The latest threat for companies using large language (LLM) AI software to replace human staff is the software’s innate gullibility. LLM software can be likened to some cowardly bank clerk in an old Western hold-up who not only willingly opens a back door for the bad guys but also willingly tells them the combination of the safe.
The methods for persuading LLMs into naively disclosing the keys to the corporate kingdom are known as ‘LLM Jailbreak’ techniques. Palo Alto Networks Unit 42 researchers have named one such LLM Jailbreak, “Bad Likert Judge”.
LLMs have become increasingly popular due to their ability to generate text that looks like something written by a human and assist with various tasks. These models are often trained with safety guardrails to prevent them from producing potentially harmful or malicious responses. However, LLM jailbreak methods are techniques used to bypass these safety measures, allowing the models to generate content that would otherwise be restricted.
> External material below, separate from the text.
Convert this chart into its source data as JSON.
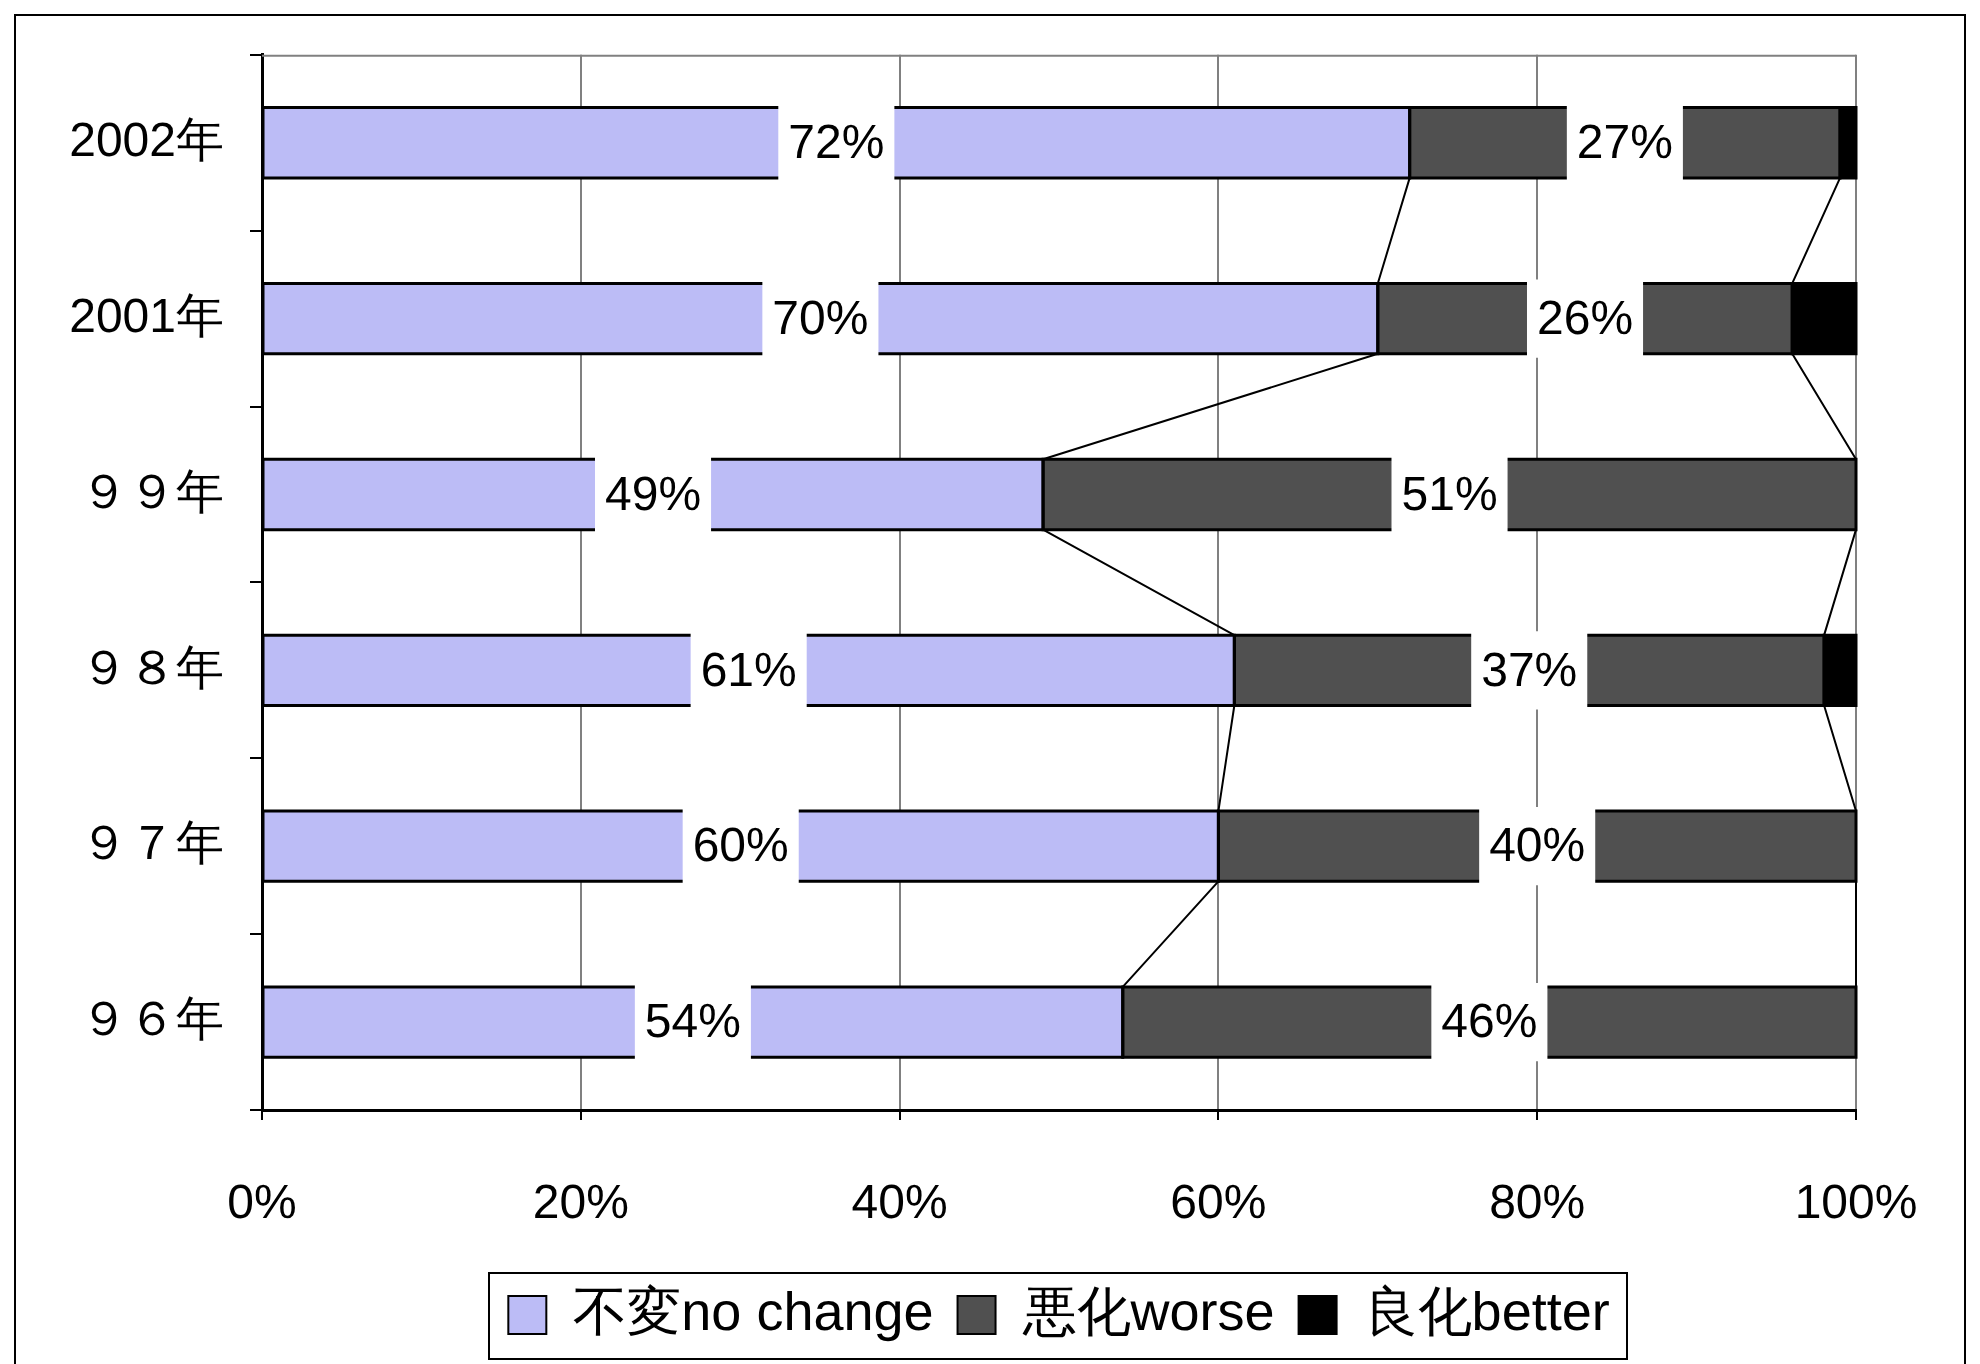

“By strategically crafting a series of prompts, an attacker can manipulate the model’s understanding of the conversation’s context. They can then gradually steer it toward generating unsafe or inappropriate responses that the model’s safety guardrails would otherwise prevent,” say the researchers.
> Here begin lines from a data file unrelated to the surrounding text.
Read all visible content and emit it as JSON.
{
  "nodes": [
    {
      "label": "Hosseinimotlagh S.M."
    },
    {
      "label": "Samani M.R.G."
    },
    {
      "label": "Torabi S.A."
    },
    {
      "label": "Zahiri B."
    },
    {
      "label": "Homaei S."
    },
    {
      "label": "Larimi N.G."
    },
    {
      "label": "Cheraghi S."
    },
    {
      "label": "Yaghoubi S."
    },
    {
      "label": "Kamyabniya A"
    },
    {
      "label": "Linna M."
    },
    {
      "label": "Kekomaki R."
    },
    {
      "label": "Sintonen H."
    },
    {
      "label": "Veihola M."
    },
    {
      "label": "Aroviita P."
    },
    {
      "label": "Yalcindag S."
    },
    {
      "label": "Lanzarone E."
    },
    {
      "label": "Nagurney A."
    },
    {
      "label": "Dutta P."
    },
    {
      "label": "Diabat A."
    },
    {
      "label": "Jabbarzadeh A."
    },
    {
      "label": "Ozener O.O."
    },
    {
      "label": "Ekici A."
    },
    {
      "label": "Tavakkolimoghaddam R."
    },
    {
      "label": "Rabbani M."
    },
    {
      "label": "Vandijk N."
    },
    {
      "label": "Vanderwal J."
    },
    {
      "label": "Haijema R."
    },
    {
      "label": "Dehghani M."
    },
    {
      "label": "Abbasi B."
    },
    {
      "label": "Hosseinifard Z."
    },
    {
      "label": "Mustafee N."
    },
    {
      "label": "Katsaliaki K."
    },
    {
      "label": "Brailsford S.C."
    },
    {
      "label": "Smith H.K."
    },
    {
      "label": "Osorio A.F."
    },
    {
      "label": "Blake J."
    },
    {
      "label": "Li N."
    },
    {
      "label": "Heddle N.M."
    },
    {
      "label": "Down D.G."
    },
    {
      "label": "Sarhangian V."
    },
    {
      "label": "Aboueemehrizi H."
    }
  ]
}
The LLM Jailbreak uses a “many-shot strategy”
This particular LLM Jailbreak uses something known as a Likert-scale prompt that provides five possible answers to a statement or question and allows respondents to indicate a positive-to-negative strength of agreement or strength of feeling regarding the question or statement. Using a many-shot attack strategy, the threat actors simply send the LLM many rounds of prompts preceding the final harmful question.
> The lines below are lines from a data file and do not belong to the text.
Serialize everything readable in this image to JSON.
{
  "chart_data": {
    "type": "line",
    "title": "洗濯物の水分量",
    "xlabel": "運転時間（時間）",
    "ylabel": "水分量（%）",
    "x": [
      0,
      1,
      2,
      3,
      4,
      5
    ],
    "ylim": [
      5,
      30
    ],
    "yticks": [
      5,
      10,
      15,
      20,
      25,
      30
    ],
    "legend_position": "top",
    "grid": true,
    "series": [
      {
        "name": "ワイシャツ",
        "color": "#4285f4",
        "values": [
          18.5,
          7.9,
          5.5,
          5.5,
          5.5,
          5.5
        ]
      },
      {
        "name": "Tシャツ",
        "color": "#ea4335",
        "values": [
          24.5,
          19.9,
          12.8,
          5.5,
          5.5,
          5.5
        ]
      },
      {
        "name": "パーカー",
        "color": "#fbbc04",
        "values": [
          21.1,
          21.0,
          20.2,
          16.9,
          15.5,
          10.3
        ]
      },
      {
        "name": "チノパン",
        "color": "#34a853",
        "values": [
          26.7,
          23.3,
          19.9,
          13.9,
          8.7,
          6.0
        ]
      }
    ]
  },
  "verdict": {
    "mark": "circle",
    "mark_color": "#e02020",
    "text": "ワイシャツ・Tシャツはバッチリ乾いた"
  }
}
Despite its simplicity, Palo Alto Networks says that this approach has proven highly effective in bypassing internal LLM guardrails. The researchers tested the Bad Likert Judge technique across a broad range of categories against six state-of-the-art text-generation LLMs. Their results reveal that this technique can increase the attack success rate by over 60 percent compared to plain attack prompts.
The Palo Alto Networks research follows on from widespread concern already surrounding AI, which has already gained a reputation for making errors and even entirely fabricating information, a failing that is referred to as “hallucinating”.
The Palo Alto Networks Unit 42 researchers who identified the new threat are: Yongzhe Huang, Yang Ji, Wenjun Hu, Jay Chen, Akshata Rao, and Danny Tsechansky.